First, it's a long story, but I like my shorts knee length, I've yet to find ones that long. Second, I found that a pair of windpants and light shorts were lighter than the convertibles. Third, I like the idea of having separate shorts and pants in case I want to go swimming or get wet. Sure, convertibles can dry fast, but when there's no weight penalty for having both why bother? Fourth, it seems like most convertibles aren't wind resistant. Someone said that didn't matter to them, but I find that if it gets really windy then that makes a huge difference in keeping me warm, even with a pants length base or insulating layer. Most people here agree with the utility of a windshirt, it's the same for your legs. I find I need less insulation for my legs, but something that blocks wind gives a lot better warmth to weight ratio in windy conditions. Lastly, there is a privacy issue, but I find it takes me no more time to change my pants than it did to zip up my convertibles.Dec 18, 2007 at 1:18 am #1412909
@rcaffinLocale: Wollemi & Kosciusko NPs, Europe
> I just got some GoLite wind pants and they scare me a little– really thin, but they are light. I wish they made them in lighter colors– the black is too hot for summer sun and bug protection.

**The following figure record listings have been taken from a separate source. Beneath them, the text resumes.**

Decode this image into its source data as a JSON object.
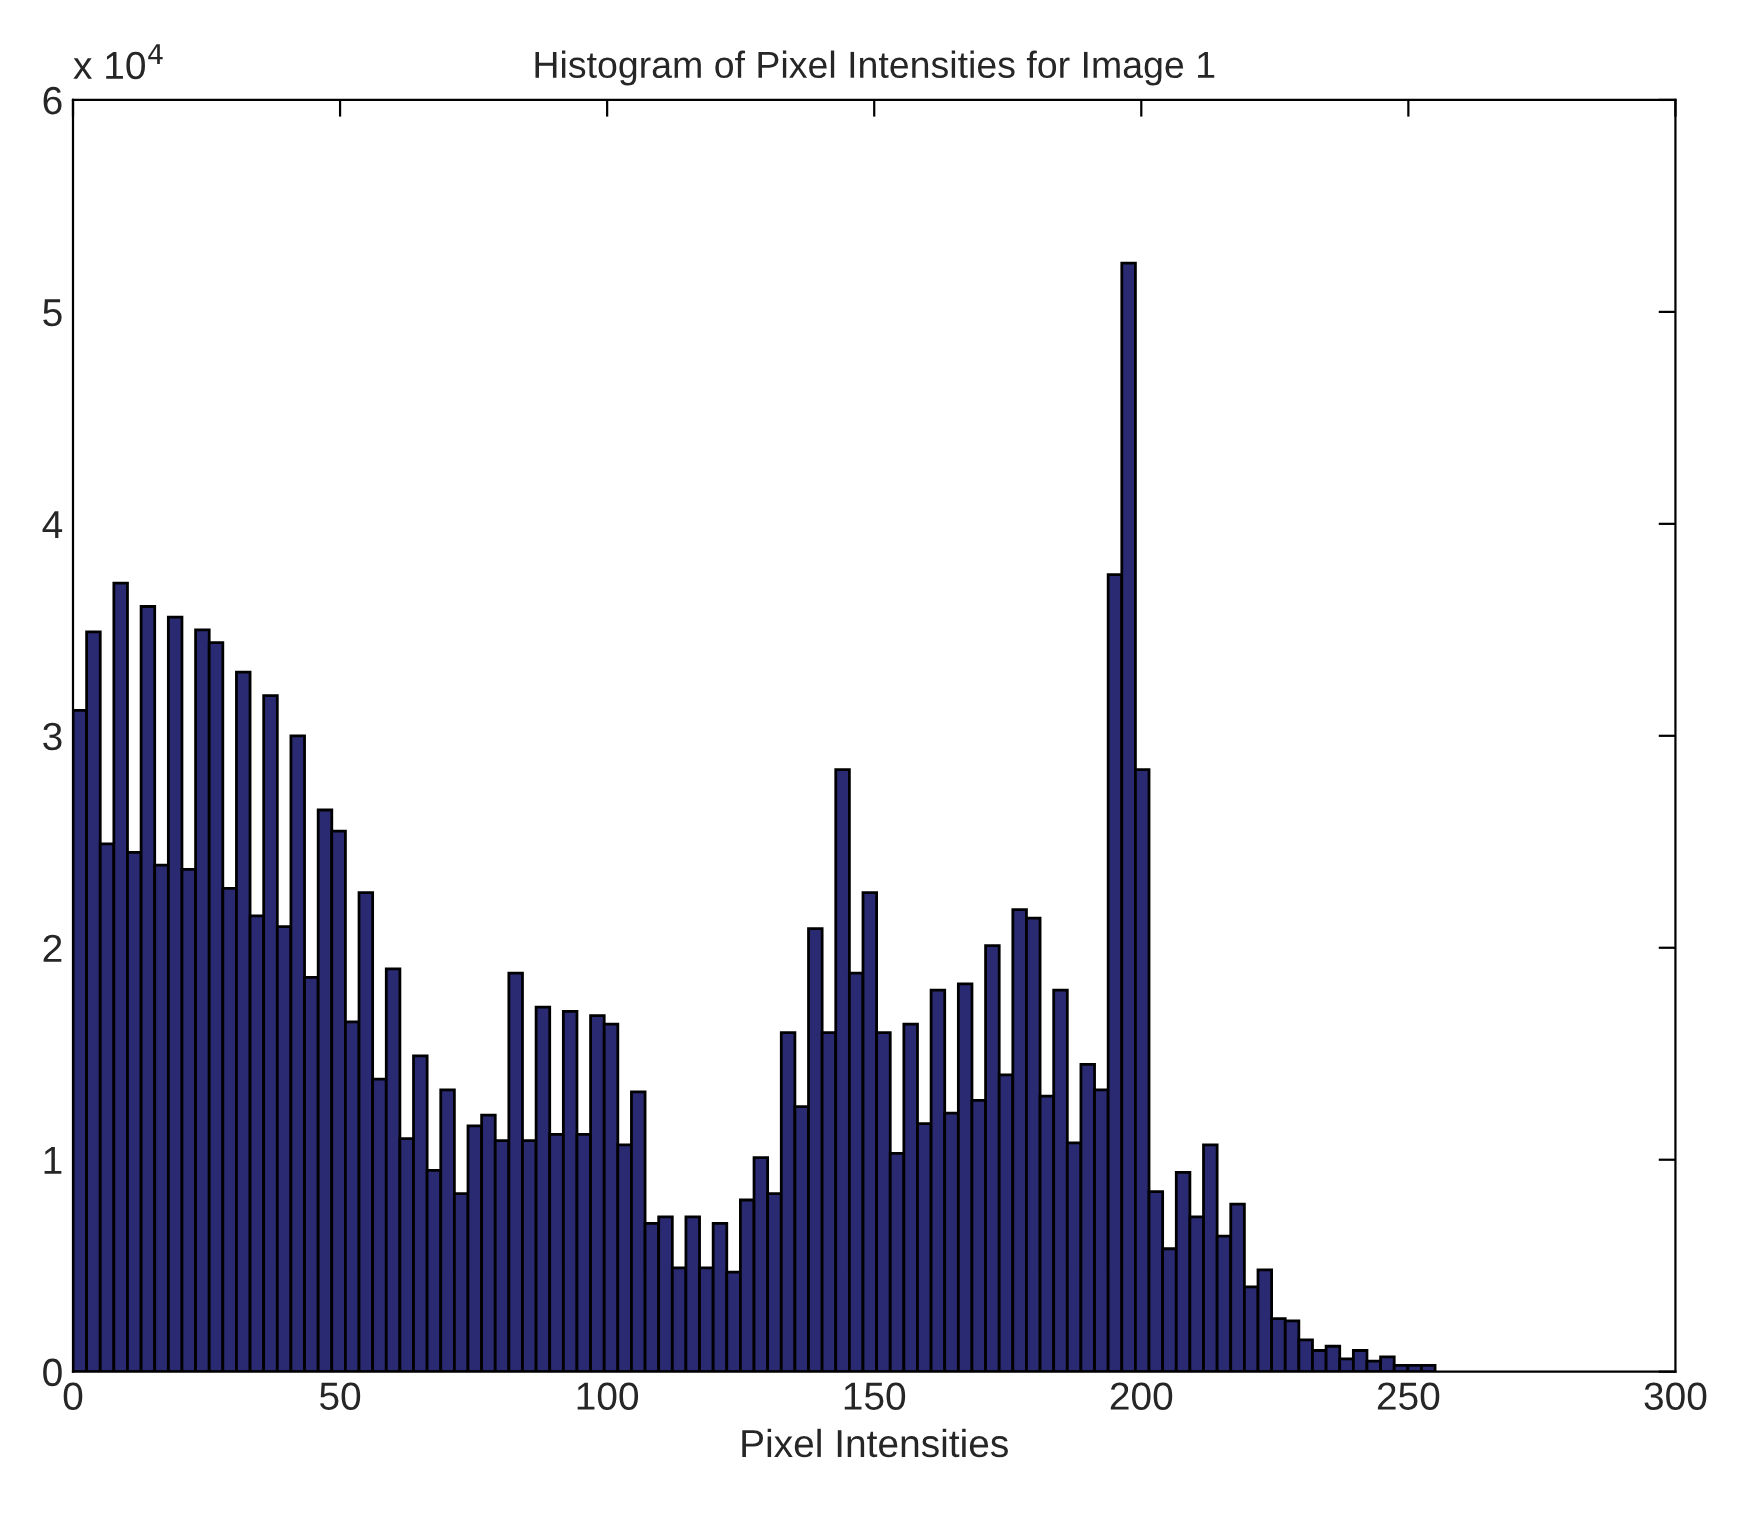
{
  "chart_data": {
    "type": "histogram",
    "title": "Histogram of Pixel Intensities for Image 1",
    "xlabel": "Pixel Intensities",
    "annotations": [
      "x 10$^{4}$"
    ],
    "bins": [
      0,
      2.55,
      5.1,
      7.65,
      10.2,
      12.75,
      15.3,
      17.85,
      20.4,
      22.95,
      25.5,
      28.05,
      30.6,
      33.15,
      35.7,
      38.25,
      40.8,
      43.35,
      45.9,
      48.45,
      51,
      53.55,
      56.1,
      58.65,
      61.2,
      63.75,
      66.3,
      68.85,
      71.4,
      73.95,
      76.5,
      79.05,
      81.6,
      84.15,
      86.7,
      89.25,
      91.8,
      94.35,
      96.9,
      99.45,
      102,
      104.55,
      107.1,
      109.65,
      112.2,
      114.75,
      117.3,
      119.85,
      122.4,
      124.95,
      127.5,
      130.05,
      132.6,
      135.15,
      137.7,
      140.25,
      142.8,
      145.35,
      147.9,
      150.45,
      153,
      155.55,
      158.1,
      160.65,
      163.2,
      165.75,
      168.3,
      170.85,
      173.4,
      175.95,
      178.5,
      181.05,
      183.6,
      186.15,
      188.7,
      191.25,
      193.8,
      196.35,
      198.9,
      201.45,
      204,
      206.55,
      209.1,
      211.65,
      214.2,
      216.75,
      219.3,
      221.85,
      224.4,
      226.95,
      229.5,
      232.05,
      234.6,
      237.15,
      239.7,
      242.25,
      244.8,
      247.35,
      249.9,
      252.45,
      255
    ],
    "values": [
      3.12,
      3.49,
      2.49,
      3.72,
      2.45,
      3.61,
      2.39,
      3.56,
      2.37,
      3.5,
      3.44,
      2.28,
      3.3,
      2.15,
      3.19,
      2.1,
      3.0,
      1.86,
      2.65,
      2.55,
      1.65,
      2.26,
      1.38,
      1.9,
      1.1,
      1.49,
      0.95,
      1.33,
      0.84,
      1.16,
      1.21,
      1.09,
      1.88,
      1.09,
      1.72,
      1.12,
      1.7,
      1.12,
      1.68,
      1.64,
      1.07,
      1.32,
      0.7,
      0.73,
      0.49,
      0.73,
      0.49,
      0.7,
      0.47,
      0.81,
      1.01,
      0.84,
      1.6,
      1.25,
      2.09,
      1.6,
      2.84,
      1.88,
      2.26,
      1.6,
      1.03,
      1.64,
      1.17,
      1.8,
      1.22,
      1.83,
      1.28,
      2.01,
      1.4,
      2.18,
      2.14,
      1.3,
      1.8,
      1.08,
      1.45,
      1.33,
      3.76,
      5.23,
      2.84,
      0.85,
      0.58,
      0.94,
      0.73,
      1.07,
      0.64,
      0.79,
      0.4,
      0.48,
      0.25,
      0.24,
      0.15,
      0.1,
      0.12,
      0.06,
      0.1,
      0.05,
      0.07,
      0.03,
      0.03,
      0.03
    ],
    "color": "#2a2a72",
    "xlim": [
      0,
      300
    ],
    "xticks": [
      0,
      50,
      100,
      150,
      200,
      250,
      300
    ],
    "ylim": [
      0,
      6
    ],
    "yticks": [
      0,
      1,
      2,
      3,
      4,
      5,
      6
    ],
    "grid": false
  }
}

Whims? Aha. Very rugged things in our experience in France when used as wind pants and as rain pants.
Black a problem? Well, they contain a few percent of carbon fiber for strength, and CF is BLACK! No option.
CheersDec 18, 2007 at 7:46 pm #1412989
I like the convertible pants. My favorites are REI Saharas, because I like the way they fit me, but of course YMMV on fit.
I have not had a zipper problem with mine – they've been pretty durable except when I directly hit my knee on a sharp shard of rock, when they got a triangular tear I just patched. (The base layer I had under them and my knee also got holes, which I also had to patch. )
I almost always wear them as long pants for hiking because of the protection to my legs from briars, sticks, etc. (obviously not much from rock impact though ). I do like the zipper feature to make it easy to remove the bottoms for stream crossings when necessary, and as Ben said, I can wash the bottoms without wetting the entire pants when they become muddy.
I don't like running style pants or tights because they are way too easy to catch on brush and tear holes.